# horse insurance recommendations please



## taradiamond1 (9 January 2015)

Hello there, I am looking to insure my newly purchased horse. We don't do anything too exciting, we will just happy hacking and the occasional show. I have quotes in the region of £50 a month from NFU, Petplan and another through SEIB....but then got quote for £34 from E and L for pretty much the same level of cover. Any recommendations? I am put off the cheaper one after reading a few bad reviews, but they were all a few years back.

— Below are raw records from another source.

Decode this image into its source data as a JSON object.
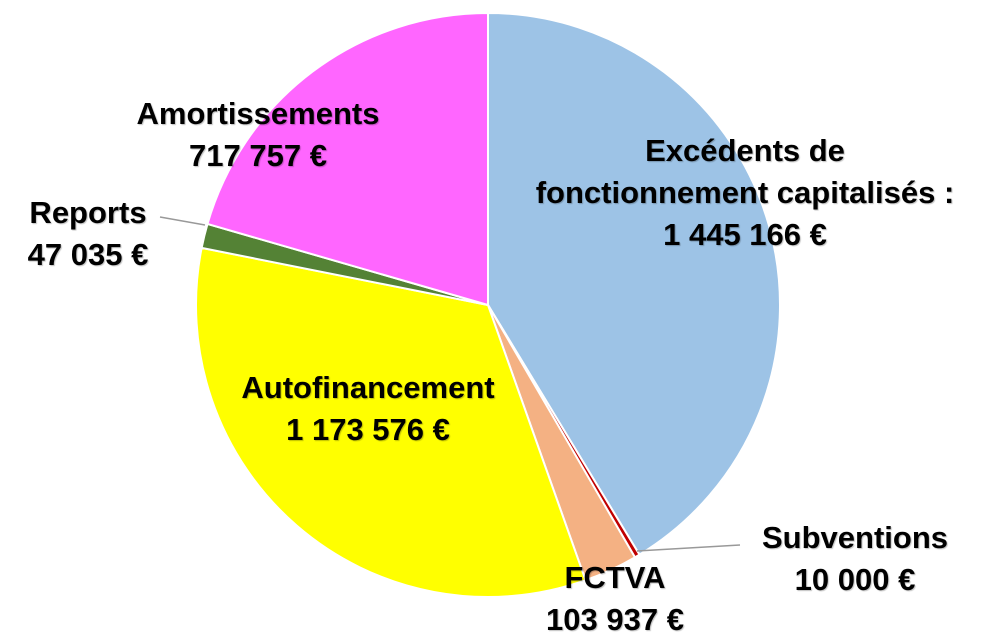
{
  "chart_data": {
    "type": "pie",
    "categories": [
      "Excédents de fonctionnement capitalisés :",
      "Subventions",
      "FCTVA",
      "Autofinancement",
      "Reports",
      "Amortissements"
    ],
    "values": [
      1445166,
      10000,
      103937,
      1173576,
      47035,
      717757
    ],
    "value_labels": [
      "1 445 166 €",
      "10 000 €",
      "103 937 €",
      "1 173 576 €",
      "47 035 €",
      "717 757 €"
    ],
    "colors": [
      "#9dc3e6",
      "#c00000",
      "#f4b183",
      "#ffff00",
      "#548235",
      "#ff66ff"
    ]
  }
}
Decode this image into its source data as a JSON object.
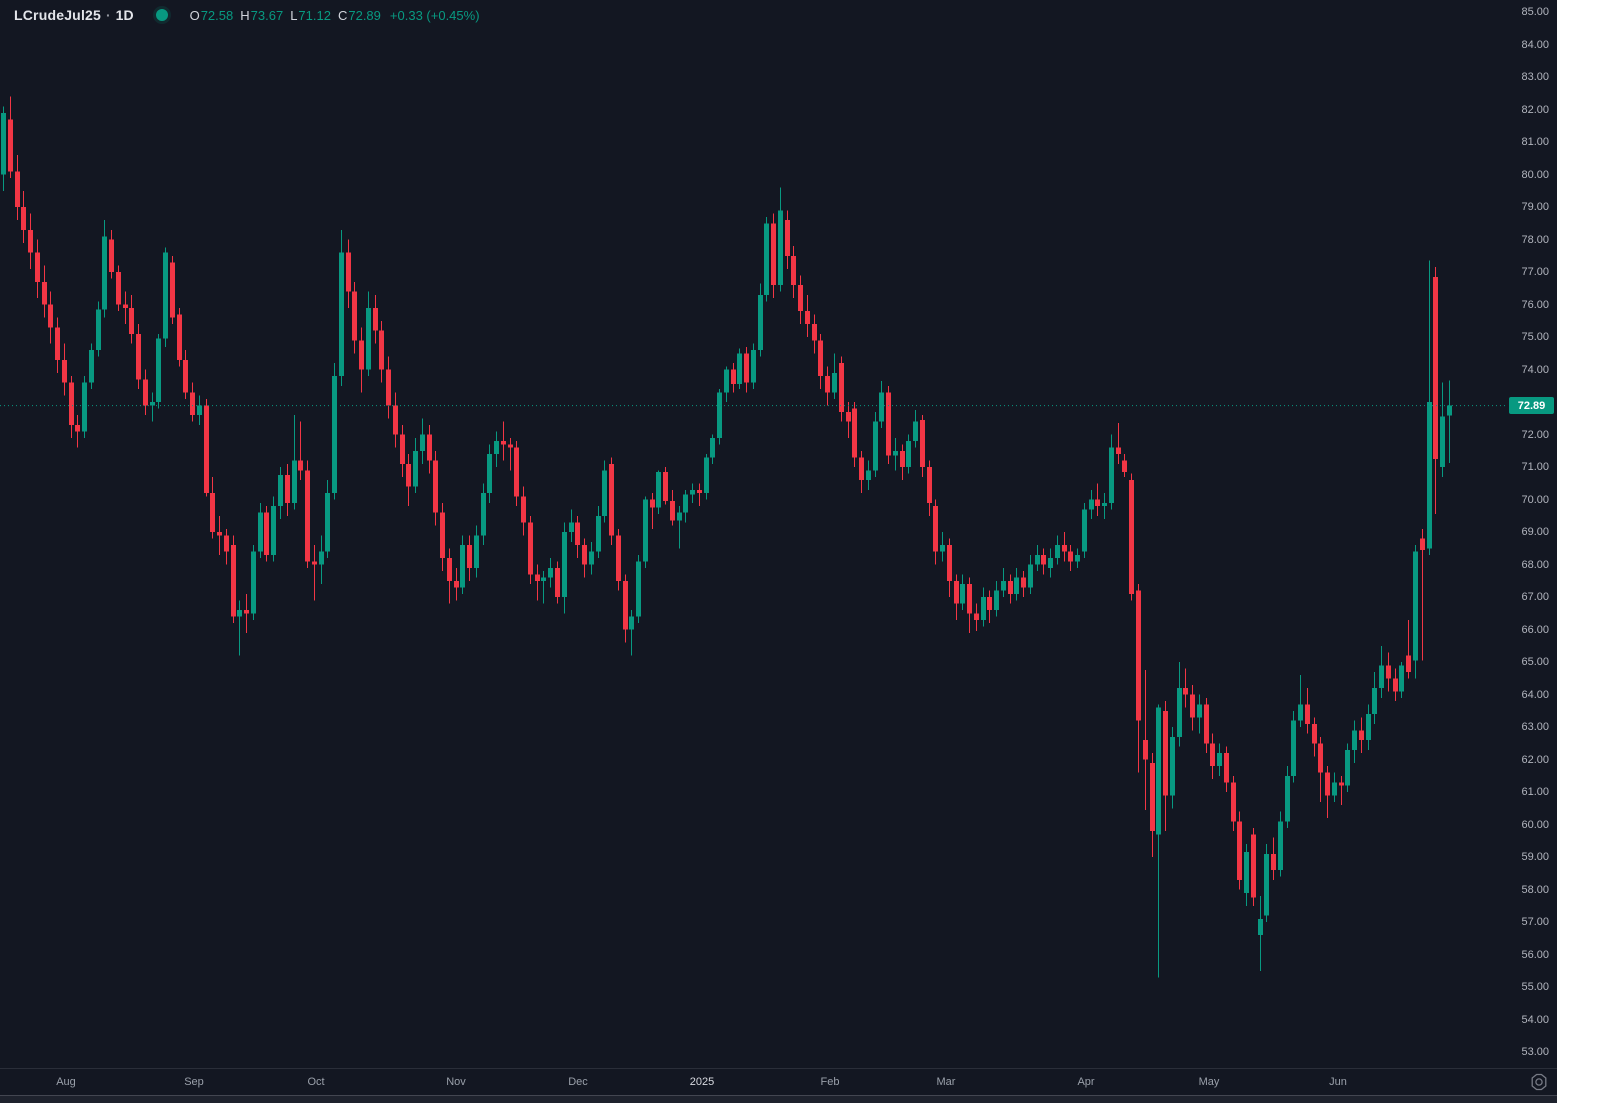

apologies if there is a similar thread elsewhere...I have been searching but cannot find anything!


----------



## On the Hoof (9 January 2015)

Click on H&H link for horse ins at top of this page for comparison web site and to get quotes. I'm with Four Counties , they were cheapest when I took out insurance two odd years ago and they have proved to be helpful and quick payers. Don't know anything about any you mention as only used the one insurer to date.


----------



## Fidgety (9 January 2015)

Carriagehouse, brillant, found NFU really snotty and unhelpful.  Unless E&L have changed much over the years, avoid.


----------



## taradiamond1 (9 January 2015)

Thanks guys!! I must admit the NFU lady I spoke to was really lovely and helpful but soooo pricey. I will look into those when kids in bed x


----------



## Tiffany (9 January 2015)

I've been with NFU for years. Had to have my beautiful girl PTS at the end of October and they have been sympathetic, efficient and no quibbles on the policy.


----------



## dodgers89 (12 January 2015)

Whatever you do, don't go with E&L


----------



## Princess Rosie (12 January 2015)

Avoid E&L like the plague! There's plenty of threads on here that will support that. NFU have always been fabulous.


----------



## PorkChop (12 January 2015)

You get what you pay for - I can highly recommend Amtrust/Equicover, always been helpful, professional and pay out promptly.


----------